Some days ago this presentation got my attention:
It felt daring because it was expressing something that a lot of us think, but very few Marketing Agencies have the guts of saying so bluntly. My friend Peçanha happened to be in town and he knows a thing or two about Content Marketing, so I had to ask him what he thought of that.
He said:
I agree with the point that a lot of crappy content is flooding the market, that’s for sure! But I disagree with his views. Shitty content = producing content without understanding your audience and creating value. That’s not content marketing, by my definition.
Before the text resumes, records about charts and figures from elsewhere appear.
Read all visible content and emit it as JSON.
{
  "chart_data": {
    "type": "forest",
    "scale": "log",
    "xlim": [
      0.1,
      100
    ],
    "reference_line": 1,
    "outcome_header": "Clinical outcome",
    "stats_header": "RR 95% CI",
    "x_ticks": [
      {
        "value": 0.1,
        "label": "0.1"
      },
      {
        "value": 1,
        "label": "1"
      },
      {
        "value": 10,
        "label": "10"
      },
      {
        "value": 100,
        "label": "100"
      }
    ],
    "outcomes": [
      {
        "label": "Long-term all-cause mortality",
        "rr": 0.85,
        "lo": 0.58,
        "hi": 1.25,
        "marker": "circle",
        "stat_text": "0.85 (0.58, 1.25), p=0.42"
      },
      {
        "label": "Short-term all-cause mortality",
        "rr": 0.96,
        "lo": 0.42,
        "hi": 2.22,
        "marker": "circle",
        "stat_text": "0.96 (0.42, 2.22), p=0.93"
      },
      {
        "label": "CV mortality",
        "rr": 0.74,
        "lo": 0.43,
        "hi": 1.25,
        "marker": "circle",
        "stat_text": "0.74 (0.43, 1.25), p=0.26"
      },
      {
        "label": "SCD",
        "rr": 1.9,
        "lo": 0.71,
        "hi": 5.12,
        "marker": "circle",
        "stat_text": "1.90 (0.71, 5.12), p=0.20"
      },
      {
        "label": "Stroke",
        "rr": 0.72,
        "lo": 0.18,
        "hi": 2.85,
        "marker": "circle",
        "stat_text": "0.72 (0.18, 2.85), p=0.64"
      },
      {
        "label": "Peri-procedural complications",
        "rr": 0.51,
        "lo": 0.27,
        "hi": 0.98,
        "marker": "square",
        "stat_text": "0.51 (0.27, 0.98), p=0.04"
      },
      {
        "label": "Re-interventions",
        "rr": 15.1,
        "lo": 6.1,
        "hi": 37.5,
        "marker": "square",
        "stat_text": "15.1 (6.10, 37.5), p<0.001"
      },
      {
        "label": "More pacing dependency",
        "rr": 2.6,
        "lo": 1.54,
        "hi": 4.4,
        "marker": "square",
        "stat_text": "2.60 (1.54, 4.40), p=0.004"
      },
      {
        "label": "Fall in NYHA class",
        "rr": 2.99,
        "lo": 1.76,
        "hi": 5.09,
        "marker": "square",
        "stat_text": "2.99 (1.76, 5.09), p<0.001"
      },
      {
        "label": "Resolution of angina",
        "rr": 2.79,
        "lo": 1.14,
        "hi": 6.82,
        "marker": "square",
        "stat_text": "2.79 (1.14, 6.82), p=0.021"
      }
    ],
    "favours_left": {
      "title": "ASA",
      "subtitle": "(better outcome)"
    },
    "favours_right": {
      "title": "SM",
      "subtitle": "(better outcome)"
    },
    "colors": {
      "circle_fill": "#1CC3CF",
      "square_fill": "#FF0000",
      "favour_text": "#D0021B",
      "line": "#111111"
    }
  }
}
What he calls Great Content Brand is my definition of content marketing. Every time someone tells me that they are going to create a “content marketing campaign” I die a little inside. Campaigns have a start and end date, while content marketing is an ongoing relationship with the audience while providing value. What the author did (very clever, btw), is getting the worst of content marketing and treating that as the general definition while using this to promote a new term, “great content brands”.
I sincerely hope that his view will dominate and eventually poor content will be washed away from my search results. Better still, cut at the base the logic that wants companies competing for our attention-space. This is not some wishy-washy nostalgia for the highly specific weirdness of the early WWW, but a very practical problem that needs to be fixed. It would be so easy to detect click-baity headlines and filter those out, easing a bit information overload. But the truth is that understanding high relevance while surfing the web requires so much more intelligence, Natural or Artificial, than we currently have.